La Cisgiordania è il potenziale punto critico per l’approvvigionamento delle armi, non a caso Israele accusa l’Iran di farle passare attraverso la Siria per creare un secondo fronte e rifornire le milizie e rapporti dell’intelligence successivi al sette ottobre suggeriscono che alti funzionari iraniani fossero in stretto contatto con Hamas prima dell'attacco. In particolare, il generale Esmail Ghaani, capo della forza Quds del Corpo delle Guardie rivoluzionarie islamiche iraniane (Irgc), responsabile delle operazioni militari clandestine extraterritoriali, pare abbia incontrato a Beirut il 2 ottobre i leader di Hamas e Hezbollah per sostenere un piano di incursioni simultanee aeree, terrestri e marittime nel sud di Israele, ma naturalmente l’Iran ha accolto con favore l’attacco, ma nega il suo coinvolgimento.
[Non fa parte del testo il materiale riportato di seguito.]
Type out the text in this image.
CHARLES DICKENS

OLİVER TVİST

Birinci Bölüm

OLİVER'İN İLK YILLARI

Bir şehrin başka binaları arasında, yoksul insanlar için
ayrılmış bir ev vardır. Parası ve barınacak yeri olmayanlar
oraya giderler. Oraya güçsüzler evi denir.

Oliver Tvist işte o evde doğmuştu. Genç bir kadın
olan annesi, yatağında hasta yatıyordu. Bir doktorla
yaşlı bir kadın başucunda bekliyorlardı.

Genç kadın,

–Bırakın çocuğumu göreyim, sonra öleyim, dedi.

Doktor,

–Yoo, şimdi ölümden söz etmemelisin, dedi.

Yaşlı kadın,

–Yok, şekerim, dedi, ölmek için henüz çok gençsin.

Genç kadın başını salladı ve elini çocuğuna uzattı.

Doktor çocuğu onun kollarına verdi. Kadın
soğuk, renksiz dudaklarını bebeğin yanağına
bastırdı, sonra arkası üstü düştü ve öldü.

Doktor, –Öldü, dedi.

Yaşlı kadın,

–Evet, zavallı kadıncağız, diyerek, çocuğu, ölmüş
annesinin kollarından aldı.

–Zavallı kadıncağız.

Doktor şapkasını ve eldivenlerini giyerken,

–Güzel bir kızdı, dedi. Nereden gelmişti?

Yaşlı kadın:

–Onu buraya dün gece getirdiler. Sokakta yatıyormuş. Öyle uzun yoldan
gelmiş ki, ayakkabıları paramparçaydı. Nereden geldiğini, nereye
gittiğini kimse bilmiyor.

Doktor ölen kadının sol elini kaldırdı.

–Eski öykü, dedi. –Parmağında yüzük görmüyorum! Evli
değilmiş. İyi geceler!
Bisogna però considerare che dal punto di vista strategico, la preoccupazione dell’amministrazione Biden per l’Ucraina e Taiwan, viste da Taiwan appaiono opportunità, mentre il ritiro dall’Afghanistan e dall’Iraq, nonché la riabilitazione del regime siriano, rafforzano la percezione internazionale che gli Stati Uniti stiano perdendo influenza e interessi nel Medio Oriente. La crescente belligeranza dell’Iran deriva anche dal rafforzamento dei legami con Cina e Russia, ora un grande cliente di armi. Risultato: ieri 16 ottobre il Pentagono ha allertato 2.000 soldati affinché si preparino a schierarsi in risposta al crescente conflitto tra Israele e il gruppo militante palestinese Hamas, con precedenza tra gli specialisti in logistica, medici e artificieri. Ciò che il Pentagono non ha specificato alla stampa è però se le truppe potranno essere schierate all’interno dei confini d’Israele o se il personale si occuperà di località fuori dal Paese.